Gripped by their worst recession since the 1930s and facing the implosion of the eurozone the Italians went to the polls from 24-25 February to determine who will lead them through this time of crisis. 30% voted for the scandal-tainted Silvio Berlusconi, a 76-year old billionaire tycoon who has already served in the office three times. 30% voted for Pierre Luigi Bersani of the Democratic Party. 25% voted for Beppe Grillo, a comedian turned populist firebrand. A mere 10% voted for the technocrat incumbent, Mario Monti, whose austerity policies have earned him accolades abroad but made him deeply unpopular domestically.

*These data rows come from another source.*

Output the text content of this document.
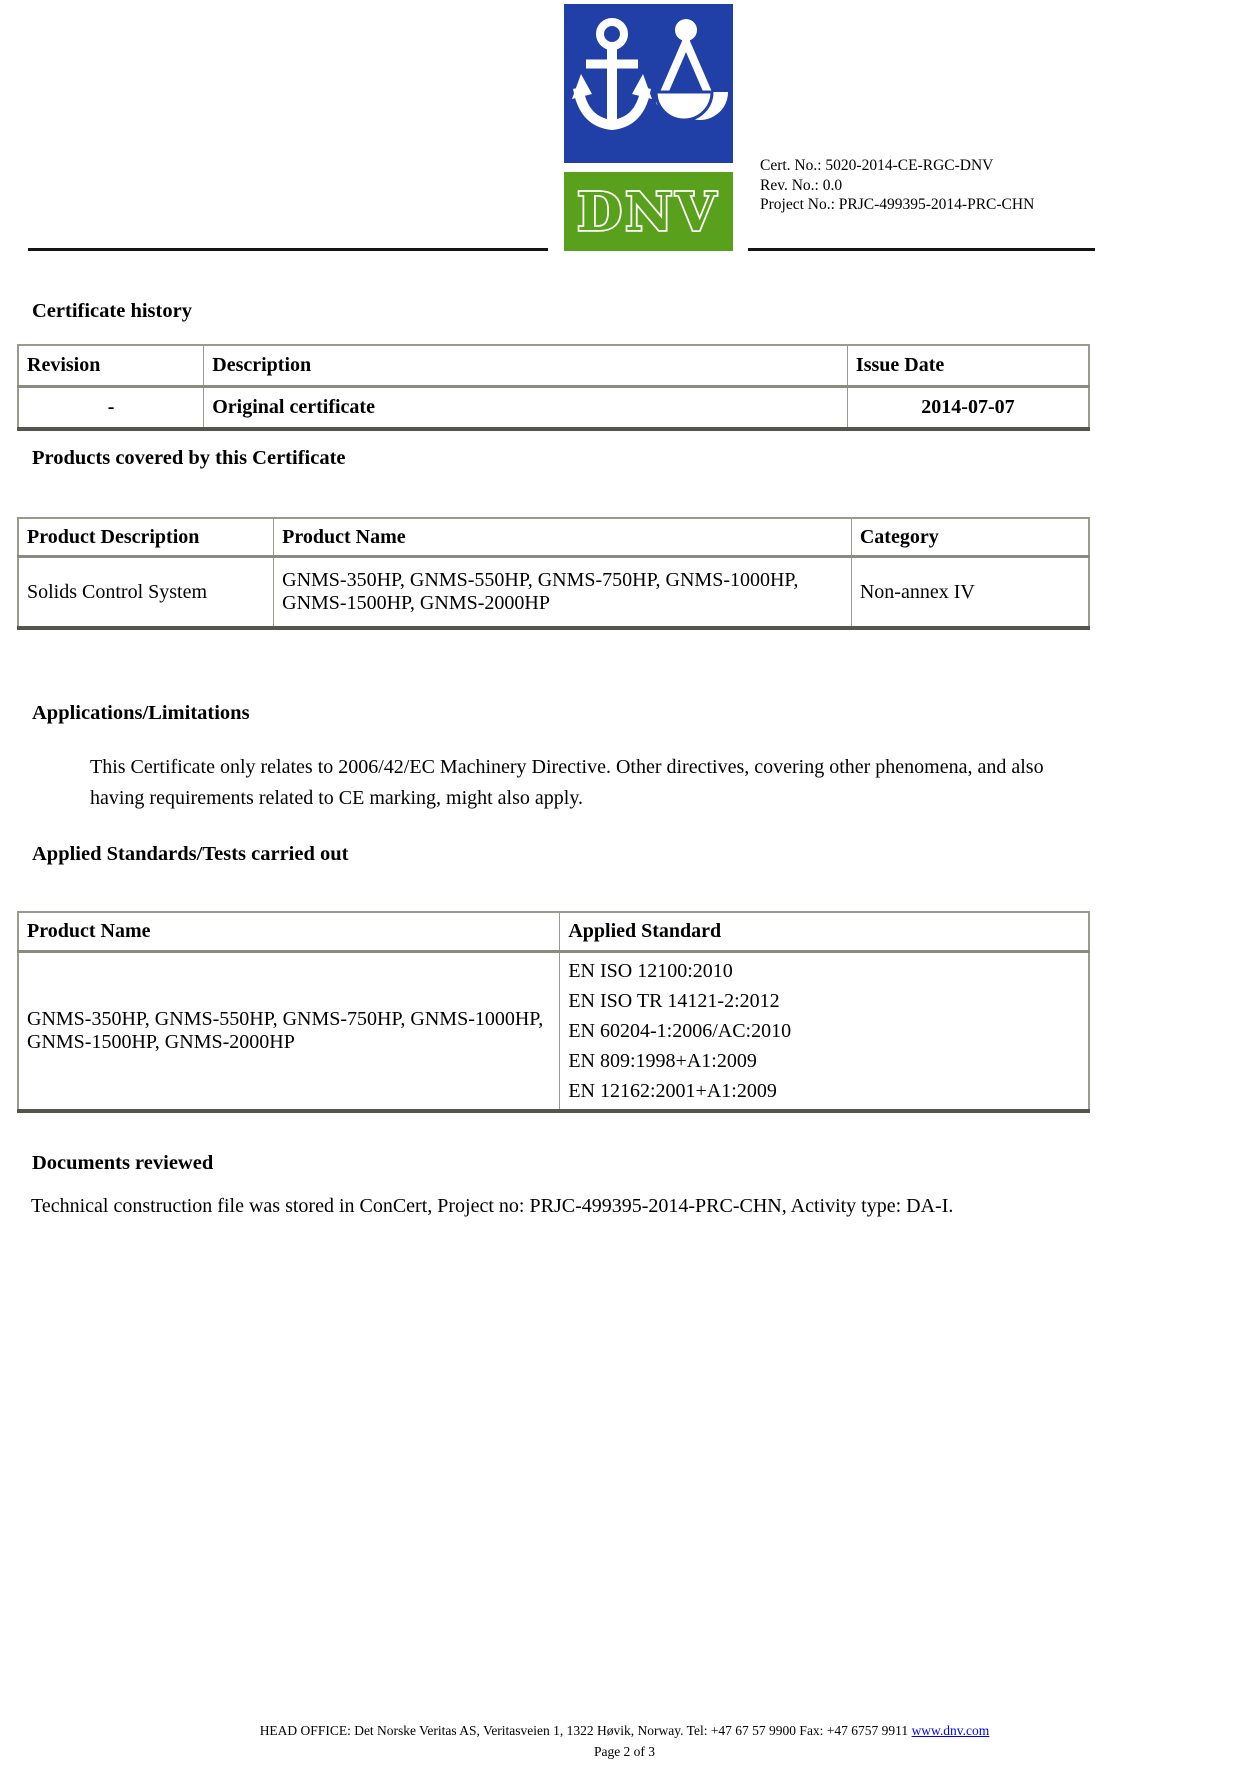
DNV
Cert. No.: 5020-2014-CE-RGC-DNV
Rev. No.: 0.0
Project No.: PRJC-499395-2014-PRC-CHN
Certificate history
Revision	Description	Issue Date
-	Original certificate	2014-07-07
Products covered by this Certificate
Product Description	Product Name	Category
Solids Control System	GNMS-350HP, GNMS-550HP, GNMS-750HP, GNMS-1000HP, GNMS-1500HP, GNMS-2000HP	Non-annex IV
Applications/Limitations
This Certificate only relates to 2006/42/EC Machinery Directive. Other directives, covering other phenomena, and also having requirements related to CE marking, might also apply.
Applied Standards/Tests carried out
Product Name	Applied Standard
GNMS-350HP, GNMS-550HP, GNMS-750HP, GNMS-1000HP, GNMS-1500HP, GNMS-2000HP	EN ISO 12100:2010
EN ISO TR 14121-2:2012
EN 60204-1:2006/AC:2010
EN 809:1998+A1:2009
EN 12162:2001+A1:2009
Documents reviewed
Technical construction file was stored in ConCert, Project no: PRJC-499395-2014-PRC-CHN, Activity type: DA-I.
HEAD OFFICE: Det Norske Veritas AS, Veritasveien 1, 1322 Høvik, Norway. Tel: +47 67 57 9900 Fax: +47 6757 9911 www.dnv.com
Page 2 of 3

This fragmented result does not bode well for Italy. In the lower house, the centre-left Democratic Party (PD), headed by Bersani, won a narrow victory that guaranteed it outright control. But in the Senate, although the PD took 6 more seats than the right, they were still far short of a majority. Since the houses have equal powers, no party can govern without controlling the Senate. The end result is that the Italian parliament now has no single group capable of governing.
There are now two options that will allow Italy to form a workable government.
The first is a government led by Bersani and backed by Grillo’s Five-Star Movement,. Given recent comments by Grillo however, including branding Bersani as a “dead man talking” and a “political stalker who has been making indecent proposals to the Five Star Movement for days, instead of resigning as anyone else would have done in his position”, this seems implausible.
The second option is Bersani joining hands with Silvio Berlusconi’s People of Freedom (PdL) alliance, which lies on the opposite end of the political spectrum and there is significant opposition among the centre-left to any alliance with Berlusconi, who often dismisses Bersani’s supporters as communists.
Given this impasse, the government looks like it may be a short-term, with the prospect of new elections in as little as six months.
Naturally, all this uncertainty is not bolstering international confidence in the Italian economy. The German Foreign Minister Guido Westerwelle has called on Italy to continue the austerity reforms that have led to improved confidence in financial markets. The Dutch finance minister, Jeroen Dijsselbloem, who was recently made head of the committee running the euro, concurred with Westerwelle, saying that Monti’s austerity regime is “crucial for the entire eurozone.” .
But Berlusconi and Grillo have both criticised Monti’s austerity packages, and even questioned whether Italy should even remain in the eurozone. Grillo has called for a referendum on the matter. Italy is the third-largest economy in the eurozone, but also has the ugly distinction of having the second highest national debt level Whether the eurozone, with the turbulence it is already experiencing, can survive the departure of Italy, is doubtful.
With so much at stake for both Italy and the EU, there will be many nervous people watching Italian politics over the next few months.